Antipsychotics Shorten Life of Alzheimer Patients
> 1/12/2009 4:11:41 PM

Patients with Alzheimer’s disease are difficult to care for not only because of their deteriorating mental capacities, but also because of frequently accompanying behavioral problems like aggression.  It is quite common for nursing home clinicians to prescribe antipsychotic medications to these patients in order to make them easier to handle, despite the fact that a National Institute of Mental Health study found in 2006 that antipsychotics were only 9% better than placebo at reducing behavioral problems. It is possible that this type of prescription continues because doctors do not see a risk that outweighs this slight benefit. A study in this month’s Lancet Neurology, conducted by Dr. Clive Ballard, clearly demonstrates that antipsychotics do present a substantial risk.
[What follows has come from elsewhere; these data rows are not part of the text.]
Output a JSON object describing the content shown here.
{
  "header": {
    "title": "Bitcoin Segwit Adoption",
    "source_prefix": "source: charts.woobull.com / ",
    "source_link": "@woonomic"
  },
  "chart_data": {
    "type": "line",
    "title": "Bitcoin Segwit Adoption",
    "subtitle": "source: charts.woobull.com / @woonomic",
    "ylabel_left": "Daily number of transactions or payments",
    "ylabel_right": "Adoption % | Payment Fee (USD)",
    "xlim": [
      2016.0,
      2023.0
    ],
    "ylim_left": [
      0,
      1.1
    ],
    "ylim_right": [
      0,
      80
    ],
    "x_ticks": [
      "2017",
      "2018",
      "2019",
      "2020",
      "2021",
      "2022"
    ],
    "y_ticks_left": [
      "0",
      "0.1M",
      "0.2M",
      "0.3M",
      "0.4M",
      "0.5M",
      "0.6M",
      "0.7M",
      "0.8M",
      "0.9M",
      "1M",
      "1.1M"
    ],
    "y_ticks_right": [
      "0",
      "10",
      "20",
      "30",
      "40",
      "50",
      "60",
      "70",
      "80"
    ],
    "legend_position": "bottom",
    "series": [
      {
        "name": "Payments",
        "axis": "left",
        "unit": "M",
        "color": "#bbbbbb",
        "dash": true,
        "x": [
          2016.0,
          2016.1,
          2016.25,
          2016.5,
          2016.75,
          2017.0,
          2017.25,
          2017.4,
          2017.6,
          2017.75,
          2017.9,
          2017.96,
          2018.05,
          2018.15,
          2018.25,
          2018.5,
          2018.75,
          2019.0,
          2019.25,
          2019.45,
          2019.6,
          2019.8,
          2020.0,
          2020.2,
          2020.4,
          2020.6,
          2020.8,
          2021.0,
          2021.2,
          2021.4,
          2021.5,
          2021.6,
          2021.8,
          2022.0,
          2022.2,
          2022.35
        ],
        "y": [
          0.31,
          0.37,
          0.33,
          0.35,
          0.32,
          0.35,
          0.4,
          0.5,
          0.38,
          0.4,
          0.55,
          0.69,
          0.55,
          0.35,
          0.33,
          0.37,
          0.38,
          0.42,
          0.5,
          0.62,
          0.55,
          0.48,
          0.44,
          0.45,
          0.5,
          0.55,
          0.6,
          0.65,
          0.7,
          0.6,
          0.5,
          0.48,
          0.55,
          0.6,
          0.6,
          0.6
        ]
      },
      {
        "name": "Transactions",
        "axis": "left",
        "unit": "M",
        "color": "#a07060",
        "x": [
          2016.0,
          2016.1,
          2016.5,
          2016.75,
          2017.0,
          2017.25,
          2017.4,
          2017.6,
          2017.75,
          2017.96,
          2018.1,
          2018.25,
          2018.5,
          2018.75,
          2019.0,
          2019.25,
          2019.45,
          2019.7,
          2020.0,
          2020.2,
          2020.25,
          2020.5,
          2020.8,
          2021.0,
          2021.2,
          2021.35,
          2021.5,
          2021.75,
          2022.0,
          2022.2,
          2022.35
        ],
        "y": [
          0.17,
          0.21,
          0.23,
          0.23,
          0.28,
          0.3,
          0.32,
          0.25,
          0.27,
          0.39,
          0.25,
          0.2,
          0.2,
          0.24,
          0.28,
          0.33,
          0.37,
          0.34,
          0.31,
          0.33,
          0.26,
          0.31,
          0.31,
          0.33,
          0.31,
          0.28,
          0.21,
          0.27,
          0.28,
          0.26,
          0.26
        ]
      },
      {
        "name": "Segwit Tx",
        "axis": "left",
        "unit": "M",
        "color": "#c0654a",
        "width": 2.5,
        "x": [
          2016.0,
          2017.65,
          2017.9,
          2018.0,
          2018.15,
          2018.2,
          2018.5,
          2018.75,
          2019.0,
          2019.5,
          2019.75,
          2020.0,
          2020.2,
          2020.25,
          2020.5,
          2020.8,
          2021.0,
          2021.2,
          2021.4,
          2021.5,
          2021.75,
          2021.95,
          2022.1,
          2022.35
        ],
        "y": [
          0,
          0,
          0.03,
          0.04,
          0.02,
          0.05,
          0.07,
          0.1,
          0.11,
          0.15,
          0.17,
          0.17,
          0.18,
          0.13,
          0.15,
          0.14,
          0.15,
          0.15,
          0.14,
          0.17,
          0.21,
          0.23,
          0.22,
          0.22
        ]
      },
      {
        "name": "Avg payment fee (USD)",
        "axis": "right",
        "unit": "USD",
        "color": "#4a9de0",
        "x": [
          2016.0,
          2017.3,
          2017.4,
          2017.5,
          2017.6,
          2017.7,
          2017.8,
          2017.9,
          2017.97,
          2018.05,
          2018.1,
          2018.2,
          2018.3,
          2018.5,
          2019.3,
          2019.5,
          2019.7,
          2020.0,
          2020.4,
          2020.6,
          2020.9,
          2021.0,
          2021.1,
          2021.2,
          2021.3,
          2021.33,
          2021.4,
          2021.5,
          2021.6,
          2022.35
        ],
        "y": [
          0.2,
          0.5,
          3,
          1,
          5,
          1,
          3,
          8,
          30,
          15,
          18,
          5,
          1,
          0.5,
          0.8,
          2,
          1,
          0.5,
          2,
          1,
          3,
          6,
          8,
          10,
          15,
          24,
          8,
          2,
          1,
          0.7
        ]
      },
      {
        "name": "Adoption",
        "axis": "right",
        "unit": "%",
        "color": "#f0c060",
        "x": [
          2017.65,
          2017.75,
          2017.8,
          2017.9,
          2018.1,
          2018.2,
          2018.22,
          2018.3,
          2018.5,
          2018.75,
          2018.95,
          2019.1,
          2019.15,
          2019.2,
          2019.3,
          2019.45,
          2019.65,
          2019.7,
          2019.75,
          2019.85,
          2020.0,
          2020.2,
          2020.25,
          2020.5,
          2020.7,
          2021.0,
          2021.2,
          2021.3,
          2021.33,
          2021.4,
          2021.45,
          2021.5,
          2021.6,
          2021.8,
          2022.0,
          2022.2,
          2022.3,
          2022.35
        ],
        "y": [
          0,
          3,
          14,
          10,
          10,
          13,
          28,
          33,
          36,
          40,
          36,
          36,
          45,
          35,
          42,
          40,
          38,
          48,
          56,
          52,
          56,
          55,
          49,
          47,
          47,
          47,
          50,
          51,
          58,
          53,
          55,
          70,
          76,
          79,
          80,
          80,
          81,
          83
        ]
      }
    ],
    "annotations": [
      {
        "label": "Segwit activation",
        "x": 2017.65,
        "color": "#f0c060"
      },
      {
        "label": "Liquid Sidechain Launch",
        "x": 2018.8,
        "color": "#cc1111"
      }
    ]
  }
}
Dr. Ballard gathered 128 patients with Alzheimer’s who were already being given antipsychotics (either thioridazine, chlorpromazine, haloperidol, trifluoperazine, or risperidone) in United Kingdom care facilities. Half of these patients continued their medication regimen, while the other half was secretly given placebos.

While the first year of the study showed only a small increase in mortality between antipsychotic and placebo groups (30% compared to 23%), this difference grew considerably over time. By the second year, mortality rates were 54% versus 29%, and by the third year the gap had grown to 70% versus 41%.

The building risk of antipsychotic medications argues for doctors to limit their use to short-term prescriptions. While it might be appropriate to use antipsychotics to make patients marginally more manageable during an emergency or a difficult transition, more than half of interminable prescriptions will end in death within 2 years, a cost that warrants rethinking.